Melia Chiang Mai
When you book Melia Chiang Mai in Chiang Mai, Thailand through our Tablet Plus partnership, your stay includes room upgrades, a hotel credit and flexible check-in and check-out.
Exclusive Booking Perks
- Upgrade to next room category, based upon availability at check-in
- Guaranteed 2pm late check-out
- Please note: Complimentary upgrades are not provided to suites
- Complimentary VIP amenity set up (on arrival day)
- 25 USD food & beverage credit per room, per day at hotel restaurant and bar (Not applicable to alcohol beverage, in-room dining and minibar)
Location
Chiang Mai rises against the forested highlands of northern Thailand, 700 kilometres from Bangkok, where the Ping River bends through a valley ringed by temple-crowned hills. Founded in 1296 as the capital of the Lan Na kingdom, the city retains the layout of its origins: a square moat and remnants of red brick walls encircle the old quarter, where gilded stupas and teak monasteries shoulder against contemporary galleries and shophouse cafes. Beyond the historic core, the metropolitan sprawl reaches toward surrounding peaks, but the atmospheric pull remains concentrated within walking distance of those ancient fortifications.
The immediate neighbourhood pulses with market energy. Anusarn Market and Lannatique market sit within 300 metres, their covered stalls heaped with woven textiles, lacquerware, and the sharp-sweet scent of grilled satay.
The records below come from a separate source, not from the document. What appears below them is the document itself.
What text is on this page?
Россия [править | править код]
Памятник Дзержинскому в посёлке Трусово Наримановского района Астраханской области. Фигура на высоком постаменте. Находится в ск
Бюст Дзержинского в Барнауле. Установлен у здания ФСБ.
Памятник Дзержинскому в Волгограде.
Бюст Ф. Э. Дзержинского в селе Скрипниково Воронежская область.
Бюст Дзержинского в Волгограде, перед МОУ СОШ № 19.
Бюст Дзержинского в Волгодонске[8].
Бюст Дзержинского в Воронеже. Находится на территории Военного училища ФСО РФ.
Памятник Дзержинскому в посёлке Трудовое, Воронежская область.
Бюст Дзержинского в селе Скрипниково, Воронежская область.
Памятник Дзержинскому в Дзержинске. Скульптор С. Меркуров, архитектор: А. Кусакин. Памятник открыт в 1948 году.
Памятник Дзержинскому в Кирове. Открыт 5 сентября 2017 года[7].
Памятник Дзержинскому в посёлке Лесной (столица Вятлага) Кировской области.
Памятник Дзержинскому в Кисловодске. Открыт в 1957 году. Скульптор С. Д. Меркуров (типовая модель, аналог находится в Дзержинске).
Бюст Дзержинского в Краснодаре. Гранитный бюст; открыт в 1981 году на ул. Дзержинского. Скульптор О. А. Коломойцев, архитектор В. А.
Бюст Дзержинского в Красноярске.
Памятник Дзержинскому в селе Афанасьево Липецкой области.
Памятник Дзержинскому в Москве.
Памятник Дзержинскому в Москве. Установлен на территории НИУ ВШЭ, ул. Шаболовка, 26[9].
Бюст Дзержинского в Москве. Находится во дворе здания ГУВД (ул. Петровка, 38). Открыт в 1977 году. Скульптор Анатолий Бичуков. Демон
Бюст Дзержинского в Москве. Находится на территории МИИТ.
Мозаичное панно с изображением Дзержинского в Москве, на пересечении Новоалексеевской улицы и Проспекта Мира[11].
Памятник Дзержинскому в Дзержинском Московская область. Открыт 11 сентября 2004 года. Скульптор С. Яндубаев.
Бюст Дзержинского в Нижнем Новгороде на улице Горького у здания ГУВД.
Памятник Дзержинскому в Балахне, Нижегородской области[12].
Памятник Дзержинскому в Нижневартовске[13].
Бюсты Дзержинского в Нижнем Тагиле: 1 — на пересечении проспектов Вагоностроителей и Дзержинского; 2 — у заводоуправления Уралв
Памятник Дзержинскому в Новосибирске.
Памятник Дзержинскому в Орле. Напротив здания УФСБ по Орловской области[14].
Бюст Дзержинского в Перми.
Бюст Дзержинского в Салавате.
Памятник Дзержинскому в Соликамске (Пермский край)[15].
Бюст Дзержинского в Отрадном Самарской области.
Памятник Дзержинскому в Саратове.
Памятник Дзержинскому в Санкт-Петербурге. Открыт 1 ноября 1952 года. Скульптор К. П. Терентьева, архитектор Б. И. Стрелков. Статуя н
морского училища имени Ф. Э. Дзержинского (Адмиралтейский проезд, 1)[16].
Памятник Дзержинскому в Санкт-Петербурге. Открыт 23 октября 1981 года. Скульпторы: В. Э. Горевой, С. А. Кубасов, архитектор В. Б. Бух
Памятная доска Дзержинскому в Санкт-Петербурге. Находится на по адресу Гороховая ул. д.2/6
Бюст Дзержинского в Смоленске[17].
Warorot Market, 600 metres north, operates as the city's commercial heart: wholesale vendors sell hill tribe produce, preserved fruits, and coils of sausage before dawn.
Chiang Mai International Airport lies five kilometres southwest, a ten-minute drive through the city's lattice of one-way streets. Songthaews (red pickup trucks converted into shared taxis) circulate constantly, though most of the old city unfolds on foot.
Warorot Market merits an early morning visit, when vendors arrange pyramids of mangosteen and rambutan under corrugated roofs and the air thickens with the smell of khanom krok (coconut rice cakes) sizzling on griddles. The Chiang Mai Gymkhana Golf Club, 1.6 kilometres east, offers a tree-lined course dating to 1898, originally established for British teak traders. For temple architecture, Wat Chedi Luang in the old city displays a 15th-century chedi partially collapsed in an earthquake, its Naga-flanked stairways still imposing against the skyline.
The foothills west of the city hold Huay Kaew Waterfall, nearly seven kilometres away, where a short forest trail leads to a ten-metre cascade popular with locals on weekends. Book a cooking class at one of the nearby organic farms: you'll pound curry paste in stone mortars, then eat khao soi (coconut curry noodles) under banana palms. Doi Suthep-Pui National Park, 22 kilometres northwest, rises to montane forest and the golden spire of Wat Phra That Doi Suthep, reached by a 300-step Naga staircase with views across the valley.
November through February delivers the region's dry season, with cool mornings in the high teens and afternoons peaking near 27°C. The skies stay clear, the light sharp against temple roofs, and evenings require a light jacket in outdoor restaurants.
March and April turn furnace-hot, temperatures climbing past 34°C, while farmers burn crop stubble in surrounding fields and haze softens the mountain silhouettes. May signals the monsoon's arrival: afternoon thunderstorms soak the streets, humidity thickens, and the countryside turns emerald.
July through September see the heaviest rains, though downpours typically arrive in the late afternoon and clear by evening, leaving the night markets glistening under string lights. October transitions back to dry conditions, the air still warm but less oppressive, as temple festivals resume across the old city.